Manny Pacquiao will attempt to defy the passing of time Saturday when he battles undefeated American Keith Thurman for the WBA welterweight crown.
Twenty-four years after first climbing into a professional boxing ring, the 40-year-old Filipino legend clashes with hungry Thurman at the MGM Grand in Las Vegas in what is arguably his most challenging assignment since losing to Floyd Mayweather in 2015’s money-spinning “Fight of the Century”.
Pacquiao, who has managed to successfully juggle a political career in the Philippines while continuing to box at a high level, looked sharp in his last outing in January, rolling over Adrien Broner.
But the eight-division world champion is facing an altogether higher-calibre opponent in the shape of Thurman, renowned as one of the hardest punchers in the welterweight division with 22 knockouts in 30 fights.
Thurman, 30, says he wants to build his legacy, and has bluntly vowed to send the Filipino into retirement.
“This is a once in a lifetime opportunity to destroy a legend,” Thurman declared, placing Pacquiao in the boxing pantheon alongside some of the sport’s greatest practitioners.
Pacquiao (61-7-2, 39 knockouts) has shrugged off Thurman’s blood-curdling pledges of destruction, insisting he harbours no animosity towards the brash American.

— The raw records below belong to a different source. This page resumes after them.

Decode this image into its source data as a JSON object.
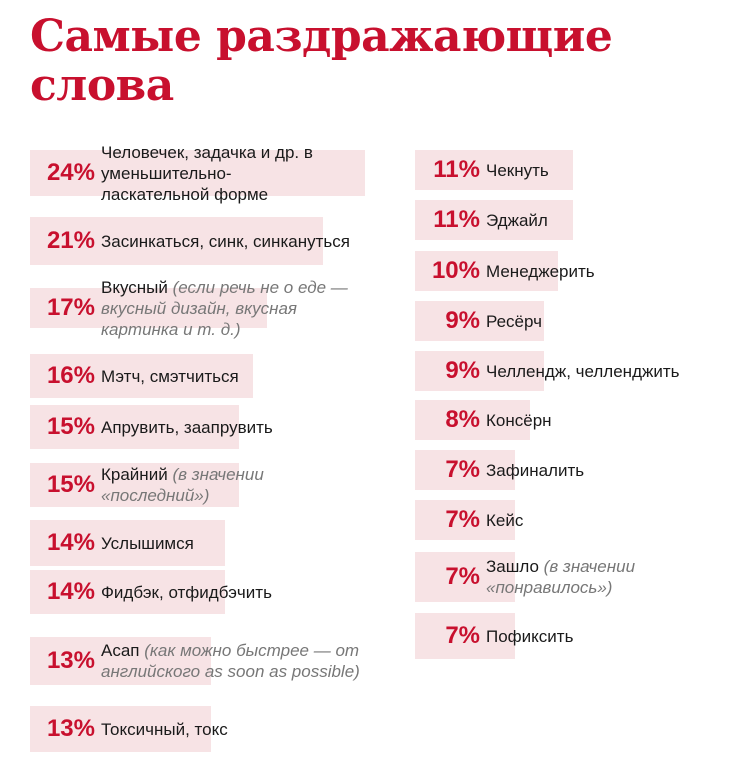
{
  "title_line1": "Самые раздражающие",
  "title_line2": "слова",
  "colors": {
    "accent": "#c8102e",
    "bar": "#f7e3e5",
    "text": "#1a1a1a",
    "note": "#777777"
  },
  "chart_data": {
    "type": "bar",
    "title": "Самые раздражающие слова",
    "value_format": "percent",
    "items": [
      {
        "percent": "24%",
        "value": 24,
        "label": "Человечек, задачка и др. в уменьшительно-ласкательной форме",
        "note": ""
      },
      {
        "percent": "21%",
        "value": 21,
        "label": "Засинкаться, синк, синкануться",
        "note": ""
      },
      {
        "percent": "17%",
        "value": 17,
        "label": "Вкусный",
        "note": "(если речь не о еде — вкусный дизайн, вкусная картинка и т. д.)"
      },
      {
        "percent": "16%",
        "value": 16,
        "label": "Мэтч, смэтчиться",
        "note": ""
      },
      {
        "percent": "15%",
        "value": 15,
        "label": "Апрувить, заапрувить",
        "note": ""
      },
      {
        "percent": "15%",
        "value": 15,
        "label": "Крайний",
        "note": "(в значении «последний»)"
      },
      {
        "percent": "14%",
        "value": 14,
        "label": "Услышимся",
        "note": ""
      },
      {
        "percent": "14%",
        "value": 14,
        "label": "Фидбэк, отфидбэчить",
        "note": ""
      },
      {
        "percent": "13%",
        "value": 13,
        "label": "Асап",
        "note": "(как можно быстрее — от английского as soon as possible)"
      },
      {
        "percent": "13%",
        "value": 13,
        "label": "Токсичный, токс",
        "note": ""
      },
      {
        "percent": "11%",
        "value": 11,
        "label": "Чекнуть",
        "note": ""
      },
      {
        "percent": "11%",
        "value": 11,
        "label": "Эджайл",
        "note": ""
      },
      {
        "percent": "10%",
        "value": 10,
        "label": "Менеджерить",
        "note": ""
      },
      {
        "percent": "9%",
        "value": 9,
        "label": "Ресёрч",
        "note": ""
      },
      {
        "percent": "9%",
        "value": 9,
        "label": "Челлендж, челленджить",
        "note": ""
      },
      {
        "percent": "8%",
        "value": 8,
        "label": "Консёрн",
        "note": ""
      },
      {
        "percent": "7%",
        "value": 7,
        "label": "Зафиналить",
        "note": ""
      },
      {
        "percent": "7%",
        "value": 7,
        "label": "Кейс",
        "note": ""
      },
      {
        "percent": "7%",
        "value": 7,
        "label": "Зашло",
        "note": "(в значении «понравилось»)"
      },
      {
        "percent": "7%",
        "value": 7,
        "label": "Пофиксить",
        "note": ""
      }
    ]
  }
}
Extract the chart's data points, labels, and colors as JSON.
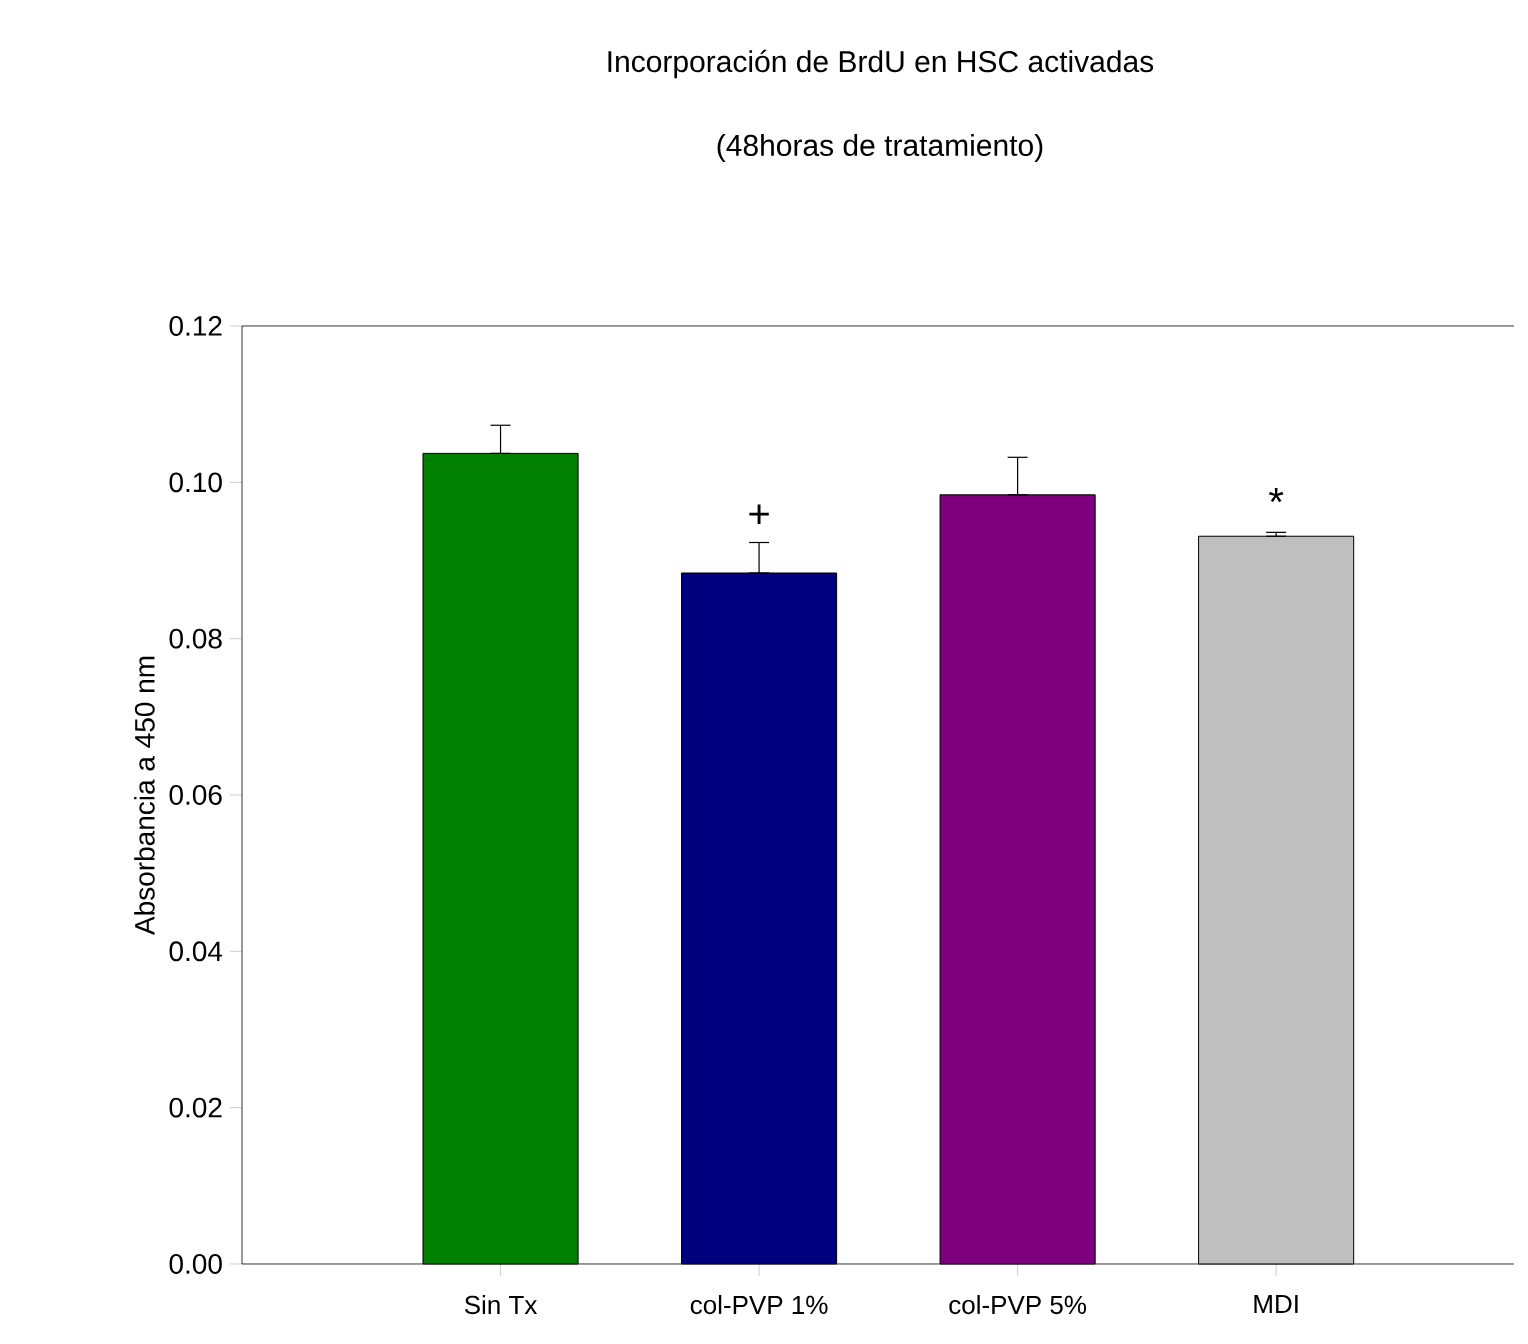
{
  "chart_data": {
    "type": "bar",
    "title": "Incorporación de BrdU en HSC activadas",
    "subtitle": "(48horas de tratamiento)",
    "ylabel": "Absorbancia a 450 nm",
    "categories": [
      "Sin Tx",
      "col-PVP 1%",
      "col-PVP 5%",
      "MDI"
    ],
    "values": [
      0.1037,
      0.0884,
      0.0984,
      0.0931
    ],
    "colors": [
      "#007f00",
      "#00007f",
      "#7f007f",
      "#bfbfbf"
    ],
    "errors": [
      [
        0.1037,
        0.1073
      ],
      [
        0.0884,
        0.0923
      ],
      [
        0.0984,
        0.1032
      ],
      [
        0.0931,
        0.0936
      ]
    ],
    "annotations": [
      "+",
      "*"
    ],
    "ylim": [
      0,
      0.12
    ],
    "yticks": [
      {
        "value": 0,
        "label": "0.00"
      },
      {
        "value": 0.02,
        "label": "0.02"
      },
      {
        "value": 0.04,
        "label": "0.04"
      },
      {
        "value": 0.06,
        "label": "0.06"
      },
      {
        "value": 0.08,
        "label": "0.08"
      },
      {
        "value": 0.1,
        "label": "0.10"
      },
      {
        "value": 0.12,
        "label": "0.12"
      }
    ],
    "grid": false
  }
}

“For me nothing is personal,” Pacquiao said. “Our job is to fight. He has to prove something, and I have to prove something. It’s easy to say things. But it’s not so easy to do it in the ring.”
Long-time trainer Freddie Roach maintains that Pacquiao has shown no sign of decline during gruelling sparring, and is confident that his speed and mobility will cause problems for the naturally bigger Thurman.
“One guy is fast, one guy is slow. Thurman hits hard but he has no speed at all. I don’t see him being able to get close to Manny because of his speed.”
Roach however acknowledges that for all Pacquiao’s impressive form in training, the acid test will come under the bright lights of the MGM Grand’s Garden Arena on Saturday.
“This is true,” Roach said. “Usually it doesn’t show up in the gym. It only shows up in the fight. And I’m very aware of that. And if it does show in the fight I’ll be the first one to stop the fight if need be.”
But Pacquiao, who retired in 2016 only to return seven months later, says he will keep plugging away as long as his body allows.
“Boxing is my passion,” he told AFP. “It’s really hard to stop and hang up the gloves when you know that you can still fight.”